Monday, August 25, 2014

California magical (and natural) history tour


Last week K and I took a short camping trip. In the past we've done camping trips of a week or longer, but we've both been busy with work and other commitments and scaled this year's trip down to four nights. We split that between two locations, Manresa State Beach near Monterey, and Pinnacles National Park, near, well, not much of anything most people have heard of.

It was an amazing trip. Near Manresa we saw dolphins, whales, otters, California brown pelicans, quail, and various seabirds and shorebirds, including endangered snowy plovers. We also spent a lot of time just walking along the beach, watching the waves, and lamenting the the lack of bear boxes as we watched some raccoons eat the rest of our lasagne that was supposed to be lunch on day 2. After two nights there our reservation was up, so we headed to the east side of Pinnacles National Park. Our route went through historic San Juan Bautista, so we stopped to check out the mission and had a great vegan lunch at the Natural Wonders Health Food Store Deli. San Juan Bautista was also on the route of Juan Bautista de Anza and his historic journey leading some of the first European settlers to the Bay Area.

Once we got to Pinnacles, we picked out a campsite, set up our tent, and got the lay of things. It's not a big park by national park standards, but there's a lot to see. Even just around our campsite there were tons of birds to watch, including quail, wild turkeys, acorn woodpeckers, and turkey vultures. The next morning we drove further into the park and went on a short hike. A relatively short hike took us through caves that are home to several species of bats, and California red-legged frogs, and to a small reservoir where we got an amazing treat. While we sat on a rock enjoying the view, a juvenile peregrine falcon landed 10-15' from us and looked us over for a while before flying off. There are only two nesting pairs in the park, so they're even less common than the 25 or so California condors that call the park home. Seeing one is a treat; having it land next to you for a close look is unbelievable.
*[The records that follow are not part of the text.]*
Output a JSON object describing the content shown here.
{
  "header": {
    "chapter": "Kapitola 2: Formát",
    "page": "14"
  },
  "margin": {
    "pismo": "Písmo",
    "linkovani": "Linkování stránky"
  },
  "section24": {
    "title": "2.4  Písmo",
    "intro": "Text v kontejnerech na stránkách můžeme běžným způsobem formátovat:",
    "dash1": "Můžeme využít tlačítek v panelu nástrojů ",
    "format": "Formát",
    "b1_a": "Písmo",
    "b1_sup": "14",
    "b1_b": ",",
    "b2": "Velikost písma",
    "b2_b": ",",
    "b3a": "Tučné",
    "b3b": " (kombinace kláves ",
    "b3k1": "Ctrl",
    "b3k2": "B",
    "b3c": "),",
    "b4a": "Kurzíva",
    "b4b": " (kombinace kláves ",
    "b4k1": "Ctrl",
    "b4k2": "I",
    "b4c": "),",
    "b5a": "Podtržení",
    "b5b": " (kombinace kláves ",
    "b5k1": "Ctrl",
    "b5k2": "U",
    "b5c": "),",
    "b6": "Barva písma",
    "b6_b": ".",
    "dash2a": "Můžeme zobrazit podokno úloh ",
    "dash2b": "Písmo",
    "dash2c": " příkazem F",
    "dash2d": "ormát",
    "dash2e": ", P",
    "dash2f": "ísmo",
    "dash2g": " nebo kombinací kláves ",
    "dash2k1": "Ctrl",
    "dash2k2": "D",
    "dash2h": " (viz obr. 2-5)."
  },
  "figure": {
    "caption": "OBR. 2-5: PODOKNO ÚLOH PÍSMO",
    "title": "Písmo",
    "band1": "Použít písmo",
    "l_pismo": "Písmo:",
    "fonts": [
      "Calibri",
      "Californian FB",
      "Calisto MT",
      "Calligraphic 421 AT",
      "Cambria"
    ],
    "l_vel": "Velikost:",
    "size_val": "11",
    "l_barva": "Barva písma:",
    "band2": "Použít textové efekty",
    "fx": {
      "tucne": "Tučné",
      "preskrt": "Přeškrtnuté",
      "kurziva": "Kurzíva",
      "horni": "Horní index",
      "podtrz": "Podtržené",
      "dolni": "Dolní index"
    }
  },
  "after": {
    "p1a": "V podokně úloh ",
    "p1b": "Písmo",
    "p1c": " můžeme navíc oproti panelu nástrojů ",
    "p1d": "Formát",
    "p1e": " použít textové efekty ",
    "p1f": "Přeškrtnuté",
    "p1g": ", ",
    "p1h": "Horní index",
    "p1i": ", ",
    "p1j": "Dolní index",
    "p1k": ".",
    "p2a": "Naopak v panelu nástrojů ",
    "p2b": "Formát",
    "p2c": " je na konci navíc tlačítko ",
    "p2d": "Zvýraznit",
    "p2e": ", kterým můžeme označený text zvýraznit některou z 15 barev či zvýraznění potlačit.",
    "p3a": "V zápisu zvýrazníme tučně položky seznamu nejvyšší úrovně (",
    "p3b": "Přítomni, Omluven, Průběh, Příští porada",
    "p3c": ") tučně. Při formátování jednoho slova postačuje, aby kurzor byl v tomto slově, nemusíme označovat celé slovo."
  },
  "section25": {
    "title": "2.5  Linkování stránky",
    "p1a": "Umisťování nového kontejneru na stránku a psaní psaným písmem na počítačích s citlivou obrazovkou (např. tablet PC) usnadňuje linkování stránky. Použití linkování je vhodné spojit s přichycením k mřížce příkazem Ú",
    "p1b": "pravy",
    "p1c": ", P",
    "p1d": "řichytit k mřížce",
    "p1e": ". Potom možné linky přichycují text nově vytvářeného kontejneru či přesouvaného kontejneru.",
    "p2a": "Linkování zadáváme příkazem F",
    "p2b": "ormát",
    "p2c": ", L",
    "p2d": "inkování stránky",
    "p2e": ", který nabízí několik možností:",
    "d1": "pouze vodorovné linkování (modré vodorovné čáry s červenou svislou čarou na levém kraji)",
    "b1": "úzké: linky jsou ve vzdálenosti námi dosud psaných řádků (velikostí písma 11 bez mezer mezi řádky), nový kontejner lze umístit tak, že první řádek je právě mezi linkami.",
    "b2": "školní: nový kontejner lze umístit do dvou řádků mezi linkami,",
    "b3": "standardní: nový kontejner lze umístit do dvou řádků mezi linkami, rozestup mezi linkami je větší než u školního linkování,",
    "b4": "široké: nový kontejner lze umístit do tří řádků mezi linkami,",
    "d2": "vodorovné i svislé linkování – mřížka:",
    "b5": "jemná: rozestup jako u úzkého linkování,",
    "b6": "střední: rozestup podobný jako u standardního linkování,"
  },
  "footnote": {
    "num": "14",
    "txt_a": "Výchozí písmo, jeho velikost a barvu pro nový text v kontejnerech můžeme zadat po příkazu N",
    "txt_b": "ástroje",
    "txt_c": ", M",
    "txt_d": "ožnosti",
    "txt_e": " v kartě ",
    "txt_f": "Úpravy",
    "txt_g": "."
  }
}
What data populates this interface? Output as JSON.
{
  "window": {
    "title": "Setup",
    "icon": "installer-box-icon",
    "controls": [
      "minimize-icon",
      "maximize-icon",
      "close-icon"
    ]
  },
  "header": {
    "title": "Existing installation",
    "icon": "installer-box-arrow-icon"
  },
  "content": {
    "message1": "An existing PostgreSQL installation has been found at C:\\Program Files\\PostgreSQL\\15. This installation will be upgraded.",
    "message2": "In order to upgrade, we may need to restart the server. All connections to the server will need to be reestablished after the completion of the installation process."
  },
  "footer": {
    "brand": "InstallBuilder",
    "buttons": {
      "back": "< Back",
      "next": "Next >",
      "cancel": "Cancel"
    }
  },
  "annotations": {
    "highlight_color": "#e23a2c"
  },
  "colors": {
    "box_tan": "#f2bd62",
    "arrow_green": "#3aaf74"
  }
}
We hiked around more and enjoyed the views, then returned to our camp to relax during the worst heat of the day. At dusk, we got another treat as we watched a bobcat stroll 25-30' from where we were sitting. After dinner we waited until full dark. We could see a lot of stars and the Milky Way galaxy from our campsite, but the light from the campground was a bit of distraction, so we went to a nearby viewpoint where we could get true darkness. My attempts at astrophotography were OK, but I really think seeing the Milky Way live in the night sky is something everyone on earth should see.

It wasn't until we hit some traffic in San Jose that we turned on the radio and heard about the earthquake in Napa. It's always a bit jarring to return from extended time in nature to the metropolis of the Bay Area, but it was doubly so with the strange news.

Lots more pictures from the trip:

2 comments:

Oakland Daily Photo said...

Thanks for taking us on your trip. My favorite photo is the one you took of the starry, starry night.

Gene Anderson said...

I still have some to learn about the best settings for astrophotography, but I love how it turned out.